Robbins was undecided on whether to use a piano or harpsichord until very late in the process. Though a harpsichord was used in Saratoga Springs, he ultimately went for the piano as he found harpsichord not loud enough in a theater. The costume was designed by Joe Eula, and the lighting was by Thomas Skelton. Charles Rosen contributed on the program note.

==Original cast==

| Movements | Dancers |
|---|---|
| Theme | Renee Estópinal, Michael Steele |
| Part I Variations | Gelsey Kirkland, Sara Leland, John Clifford, Robert Weiss, Robert Maiorano, Bruce Wells Bryan Pitts, David Richardson, Suzanne Erlon, Delia Peters, Christine Redpath, Bettijane Sills, Gloriann Hicks, Virginia Stuart, Stephen Caras, Hermes Condé, Richard Dryden, Francis Dackett |
| Part II Variations | Karin von Aroldingen, Susan Hendl, Patricia McBride, Peter Martins, Anthony Blum, Helgi Tómasson Merrill Ashley, Rosemary Dunleavy, Renee Estopinal, Anne Goldstein, Johnna Kirkland, Deborah Polish, Gail Kachadurian, Colleen Neary, Susan Pilarre, Giselle Roberge, Polly Shelton, Marjorie Spohn, Lynne Stetson, Marilee Stiles, Stephen Caras, Victor Castelli, Hermes Condé, Richard Dryden, William Johnson, Bryan Pitts, David Richardson, Francis Sackett, Nolan T’Sani |

==Performances==
The Goldberg Variations premiered on May 27, 1971, at the New York State Theater. Gordon Boelzner played the piano at the premiere.
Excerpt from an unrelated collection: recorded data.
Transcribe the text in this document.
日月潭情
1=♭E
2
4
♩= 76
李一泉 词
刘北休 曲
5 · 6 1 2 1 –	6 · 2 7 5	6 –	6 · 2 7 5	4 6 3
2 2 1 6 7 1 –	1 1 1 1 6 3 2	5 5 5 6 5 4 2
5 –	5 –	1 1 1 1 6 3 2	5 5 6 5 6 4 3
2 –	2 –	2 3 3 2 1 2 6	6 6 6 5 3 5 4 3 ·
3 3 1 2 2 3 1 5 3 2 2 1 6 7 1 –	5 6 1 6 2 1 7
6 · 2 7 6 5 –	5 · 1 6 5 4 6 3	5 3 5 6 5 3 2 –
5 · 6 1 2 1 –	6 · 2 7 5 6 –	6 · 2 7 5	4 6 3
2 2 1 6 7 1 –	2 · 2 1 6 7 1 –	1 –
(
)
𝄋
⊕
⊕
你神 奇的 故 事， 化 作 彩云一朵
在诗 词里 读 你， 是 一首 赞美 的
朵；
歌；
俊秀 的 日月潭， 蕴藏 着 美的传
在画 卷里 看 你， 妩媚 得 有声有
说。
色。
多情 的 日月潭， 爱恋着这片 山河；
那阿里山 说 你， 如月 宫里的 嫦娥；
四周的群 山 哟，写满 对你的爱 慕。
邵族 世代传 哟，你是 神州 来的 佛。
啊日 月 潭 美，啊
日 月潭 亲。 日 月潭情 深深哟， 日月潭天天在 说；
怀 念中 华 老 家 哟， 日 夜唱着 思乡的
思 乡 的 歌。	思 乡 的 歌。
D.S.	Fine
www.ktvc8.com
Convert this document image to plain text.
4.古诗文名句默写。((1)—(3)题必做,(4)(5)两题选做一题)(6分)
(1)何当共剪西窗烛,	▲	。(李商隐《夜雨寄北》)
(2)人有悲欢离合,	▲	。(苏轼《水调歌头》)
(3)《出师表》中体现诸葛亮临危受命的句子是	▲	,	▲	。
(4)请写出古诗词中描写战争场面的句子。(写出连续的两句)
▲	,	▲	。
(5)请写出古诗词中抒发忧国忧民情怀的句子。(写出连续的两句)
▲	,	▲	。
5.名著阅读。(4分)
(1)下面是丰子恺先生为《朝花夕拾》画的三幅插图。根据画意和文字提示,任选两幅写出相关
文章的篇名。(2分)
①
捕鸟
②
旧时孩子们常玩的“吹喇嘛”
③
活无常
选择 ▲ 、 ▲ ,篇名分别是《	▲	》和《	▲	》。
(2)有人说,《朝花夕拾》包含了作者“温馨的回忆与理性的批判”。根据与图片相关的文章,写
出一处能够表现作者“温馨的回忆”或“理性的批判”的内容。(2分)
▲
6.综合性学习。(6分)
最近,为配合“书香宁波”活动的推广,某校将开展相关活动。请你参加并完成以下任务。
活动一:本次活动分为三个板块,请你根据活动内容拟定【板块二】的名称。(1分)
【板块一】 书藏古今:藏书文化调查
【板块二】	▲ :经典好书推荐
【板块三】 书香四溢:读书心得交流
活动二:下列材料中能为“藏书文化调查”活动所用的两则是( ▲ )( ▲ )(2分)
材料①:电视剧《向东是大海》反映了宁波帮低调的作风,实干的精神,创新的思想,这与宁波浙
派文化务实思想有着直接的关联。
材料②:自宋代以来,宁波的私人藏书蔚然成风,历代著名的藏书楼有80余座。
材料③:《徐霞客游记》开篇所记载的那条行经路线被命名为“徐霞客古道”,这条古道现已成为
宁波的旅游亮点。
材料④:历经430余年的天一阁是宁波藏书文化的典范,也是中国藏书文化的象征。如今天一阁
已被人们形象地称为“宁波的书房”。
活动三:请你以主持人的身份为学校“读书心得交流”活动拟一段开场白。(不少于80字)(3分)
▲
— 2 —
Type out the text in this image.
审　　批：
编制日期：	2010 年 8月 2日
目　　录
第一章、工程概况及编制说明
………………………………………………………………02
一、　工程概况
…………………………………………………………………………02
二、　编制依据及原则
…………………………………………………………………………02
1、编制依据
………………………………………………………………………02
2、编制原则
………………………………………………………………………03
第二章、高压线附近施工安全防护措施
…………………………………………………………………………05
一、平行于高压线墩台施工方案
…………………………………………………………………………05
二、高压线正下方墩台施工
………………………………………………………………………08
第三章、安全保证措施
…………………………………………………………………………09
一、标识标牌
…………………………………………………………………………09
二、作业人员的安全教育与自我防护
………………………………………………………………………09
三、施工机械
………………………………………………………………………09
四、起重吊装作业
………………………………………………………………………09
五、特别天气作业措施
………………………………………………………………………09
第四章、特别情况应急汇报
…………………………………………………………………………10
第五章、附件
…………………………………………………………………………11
Apart from the New York City Ballet, Paris Opera Ballet also performed the ballet.

==Critical reception==
New York Timess Clive Barnes praised the ballet, calling it "a work of such amplitude and grandeur that it make you fall in love with the human body all over again. In Ballet Review, Arlene Croce criticised the ballet, "The trouble with Goldberg is that it doesn't exist as a ballet. When Robbins wrestled every last musical repeat to the mat, we don't come away with a theatrical experience but with an impression of endless ingenious musical visualizations.